I bought The Tightrope for the great cover - classic pulp - and its perfect condition. Little did I know the history behind it. I love finding out the story behind some of these older titles - for me it turns them into collector's items. Sixty years old and still a dynamite read.


It's the story of marital infidelity that reads like a script for the TV series Mad Men. Russell Conrad is a tall, dark haired, middle aged man who works in advertising for a magazine publisher. They have several lines of various interests, and are relaunching a confessions magazine as a homemaker title called Wife. Russell is up to head this department. He is happily married to Madeline and they socialize with various couple friends. Madeline is working at being an actress and hopes it will pay off before she turns thirty.
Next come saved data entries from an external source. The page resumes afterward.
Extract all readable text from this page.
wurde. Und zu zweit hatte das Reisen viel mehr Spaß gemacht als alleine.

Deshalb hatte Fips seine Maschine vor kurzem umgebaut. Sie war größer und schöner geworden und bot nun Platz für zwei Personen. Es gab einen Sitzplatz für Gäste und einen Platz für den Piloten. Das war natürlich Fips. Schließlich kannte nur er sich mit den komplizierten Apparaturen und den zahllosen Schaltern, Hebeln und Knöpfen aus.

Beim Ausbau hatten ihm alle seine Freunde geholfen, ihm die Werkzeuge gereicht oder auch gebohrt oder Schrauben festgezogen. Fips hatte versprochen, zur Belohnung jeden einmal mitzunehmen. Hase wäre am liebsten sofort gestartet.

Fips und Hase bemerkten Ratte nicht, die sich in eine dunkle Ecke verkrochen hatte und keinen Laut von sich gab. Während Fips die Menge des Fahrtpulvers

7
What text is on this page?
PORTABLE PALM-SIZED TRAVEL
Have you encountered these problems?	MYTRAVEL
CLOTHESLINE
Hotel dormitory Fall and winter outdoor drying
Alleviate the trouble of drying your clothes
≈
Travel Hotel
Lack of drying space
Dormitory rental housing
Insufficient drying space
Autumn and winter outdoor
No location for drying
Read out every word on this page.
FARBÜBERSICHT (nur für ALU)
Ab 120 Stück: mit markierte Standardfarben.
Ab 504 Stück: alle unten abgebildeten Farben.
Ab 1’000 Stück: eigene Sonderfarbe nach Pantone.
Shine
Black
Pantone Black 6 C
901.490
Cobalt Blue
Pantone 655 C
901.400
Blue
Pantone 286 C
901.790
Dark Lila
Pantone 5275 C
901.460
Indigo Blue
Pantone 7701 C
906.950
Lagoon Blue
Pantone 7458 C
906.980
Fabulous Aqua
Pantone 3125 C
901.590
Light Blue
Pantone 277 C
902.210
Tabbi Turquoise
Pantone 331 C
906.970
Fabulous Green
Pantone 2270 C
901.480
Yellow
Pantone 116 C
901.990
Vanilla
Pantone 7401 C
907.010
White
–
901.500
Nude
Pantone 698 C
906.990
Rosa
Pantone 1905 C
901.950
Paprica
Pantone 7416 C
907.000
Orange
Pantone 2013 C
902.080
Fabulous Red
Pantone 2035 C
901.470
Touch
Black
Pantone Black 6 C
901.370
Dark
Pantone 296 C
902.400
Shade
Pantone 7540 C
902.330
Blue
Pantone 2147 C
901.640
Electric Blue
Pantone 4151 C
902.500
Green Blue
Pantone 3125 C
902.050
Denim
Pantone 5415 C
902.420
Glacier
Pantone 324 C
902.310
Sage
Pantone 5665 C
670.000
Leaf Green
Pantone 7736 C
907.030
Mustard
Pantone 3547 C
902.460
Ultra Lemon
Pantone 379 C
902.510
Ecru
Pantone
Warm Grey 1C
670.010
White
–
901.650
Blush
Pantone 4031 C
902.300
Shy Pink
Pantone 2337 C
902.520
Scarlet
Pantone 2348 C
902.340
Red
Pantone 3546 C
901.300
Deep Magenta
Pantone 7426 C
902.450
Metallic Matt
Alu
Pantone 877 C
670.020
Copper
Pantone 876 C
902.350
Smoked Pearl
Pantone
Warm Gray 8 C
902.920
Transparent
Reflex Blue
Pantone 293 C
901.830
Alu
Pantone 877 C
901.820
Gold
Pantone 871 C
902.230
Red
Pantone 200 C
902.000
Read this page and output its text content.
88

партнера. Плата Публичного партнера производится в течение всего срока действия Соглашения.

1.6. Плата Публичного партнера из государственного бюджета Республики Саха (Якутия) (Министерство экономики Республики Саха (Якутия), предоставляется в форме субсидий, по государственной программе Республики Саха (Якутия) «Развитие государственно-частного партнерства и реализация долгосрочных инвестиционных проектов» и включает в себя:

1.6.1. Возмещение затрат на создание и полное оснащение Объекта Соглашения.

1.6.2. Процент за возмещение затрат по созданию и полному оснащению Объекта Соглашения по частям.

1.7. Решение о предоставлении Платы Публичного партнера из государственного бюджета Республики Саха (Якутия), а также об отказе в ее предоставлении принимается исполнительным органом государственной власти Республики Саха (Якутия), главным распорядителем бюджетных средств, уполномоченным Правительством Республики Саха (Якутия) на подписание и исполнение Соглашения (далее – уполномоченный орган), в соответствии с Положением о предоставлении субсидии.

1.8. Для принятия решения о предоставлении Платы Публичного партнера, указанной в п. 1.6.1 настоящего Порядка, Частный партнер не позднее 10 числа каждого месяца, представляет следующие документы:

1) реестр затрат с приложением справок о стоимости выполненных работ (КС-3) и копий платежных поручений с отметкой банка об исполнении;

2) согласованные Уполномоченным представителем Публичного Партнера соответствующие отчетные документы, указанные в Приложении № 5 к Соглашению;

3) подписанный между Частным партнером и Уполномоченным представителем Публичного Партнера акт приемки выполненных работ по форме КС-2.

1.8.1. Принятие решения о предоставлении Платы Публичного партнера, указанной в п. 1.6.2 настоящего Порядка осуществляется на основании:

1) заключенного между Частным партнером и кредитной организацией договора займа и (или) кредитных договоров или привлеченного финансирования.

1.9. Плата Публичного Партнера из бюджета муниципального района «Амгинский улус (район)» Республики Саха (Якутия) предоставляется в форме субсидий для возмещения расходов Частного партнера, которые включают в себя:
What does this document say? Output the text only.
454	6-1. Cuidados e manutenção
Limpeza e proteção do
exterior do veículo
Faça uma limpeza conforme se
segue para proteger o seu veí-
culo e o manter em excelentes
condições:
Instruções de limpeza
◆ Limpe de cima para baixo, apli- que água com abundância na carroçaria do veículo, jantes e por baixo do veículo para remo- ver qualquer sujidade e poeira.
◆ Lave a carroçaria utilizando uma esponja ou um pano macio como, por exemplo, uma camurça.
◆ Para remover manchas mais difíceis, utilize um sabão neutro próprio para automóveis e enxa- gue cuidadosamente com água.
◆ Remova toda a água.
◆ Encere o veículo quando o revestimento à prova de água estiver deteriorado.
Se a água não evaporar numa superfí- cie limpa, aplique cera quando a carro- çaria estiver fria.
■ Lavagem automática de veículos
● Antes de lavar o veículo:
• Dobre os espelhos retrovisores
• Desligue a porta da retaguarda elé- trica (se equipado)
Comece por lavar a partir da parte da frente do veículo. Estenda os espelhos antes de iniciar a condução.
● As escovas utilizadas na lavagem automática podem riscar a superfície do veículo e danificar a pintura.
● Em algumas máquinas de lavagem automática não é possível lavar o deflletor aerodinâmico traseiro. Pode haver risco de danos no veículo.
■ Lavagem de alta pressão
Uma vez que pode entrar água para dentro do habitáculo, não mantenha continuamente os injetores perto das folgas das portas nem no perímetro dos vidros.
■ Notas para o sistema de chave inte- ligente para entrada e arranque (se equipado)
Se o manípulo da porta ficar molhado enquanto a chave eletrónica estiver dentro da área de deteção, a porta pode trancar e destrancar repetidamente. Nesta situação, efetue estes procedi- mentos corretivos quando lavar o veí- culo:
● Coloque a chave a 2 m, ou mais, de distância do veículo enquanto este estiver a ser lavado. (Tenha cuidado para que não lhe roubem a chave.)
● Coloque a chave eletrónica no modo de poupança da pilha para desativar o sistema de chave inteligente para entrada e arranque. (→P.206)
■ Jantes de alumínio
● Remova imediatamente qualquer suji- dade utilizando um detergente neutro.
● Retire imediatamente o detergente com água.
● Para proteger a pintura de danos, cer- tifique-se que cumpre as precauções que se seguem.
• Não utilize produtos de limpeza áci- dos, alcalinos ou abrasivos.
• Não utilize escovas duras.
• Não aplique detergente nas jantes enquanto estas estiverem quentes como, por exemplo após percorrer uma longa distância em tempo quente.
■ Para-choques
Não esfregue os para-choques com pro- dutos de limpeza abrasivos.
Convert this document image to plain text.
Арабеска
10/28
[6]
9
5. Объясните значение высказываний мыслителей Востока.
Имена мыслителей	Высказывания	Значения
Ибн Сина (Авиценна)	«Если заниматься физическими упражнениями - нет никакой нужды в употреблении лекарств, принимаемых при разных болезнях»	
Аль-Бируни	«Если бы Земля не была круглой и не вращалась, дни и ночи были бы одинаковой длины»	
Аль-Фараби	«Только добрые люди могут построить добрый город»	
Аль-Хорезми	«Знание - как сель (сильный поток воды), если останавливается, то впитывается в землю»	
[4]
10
Russell's dilemma is his roving eye, as he sees every woman he meets as a challenge - and he usually wins. This is his story of addition to adultery, his love for his wife, and his mental exploration as to why he cheats. Instead of playing away from home like his many other friends, Russell feels compelled to look into his upbringing, and analyze his history with women. When he meets his bosses wife Clare, they strike up a friendship. This quickly turns into a romance which they keep hidden behind hotel room doors. Socially and at work, he explores other meaningful issues with his friends, such as man's relationship with God, and modern morality. They are continuing discussions about the meaning of good and evil in the Bible, Milton's Paradise Lost and Kafka, as Russell enthusiastically tries to justify his actions to himself. Even when he turns his life upside down to escape a soured affair, he's eagerly walking into the next one.


Although entertaining, this is not a racy read, but a look at society in New York in the 1950's. The tone and issues are so close to the series Mad Men that many characters of the show could have been based on this book.

However, when it came out in 1953 it was shocking and called obscene. Bookseller's in the UK, where it was titled The Philanderer were fined for stocking it, and police arrived at the door of the SoHo publishers to see if it wasn't in fact a cover for a porn house. The publisher was jailed and as his lawyer tried to build his case for an obscenity trial, his wife was saying no jury is going to convict him as she felt the book was "so dull that no jury, enlightened or otherwise, would be able to finish reading it." In jest, she built his case.

After the prosecution picked only the most licentious passages to read in court, the judge simply asked that the jury go home and over the weekend, they read the book from cover to cover. It was an unprecedented move. They came back and agreed it was not obscene, and taken in context the sexual situations added to a record of society, which like many other contemporary novels, act as a guide.


It's true that some of the language in these older titles is sexist and racist, but taken as a portrait of values at the time, it's really fascinating. I would, if you can find it, recommend it.

It has a terrific ending.

I have just bought another of Stanley Kauffmann's books from the same time called A New Desire, so nice paperback copies are still around.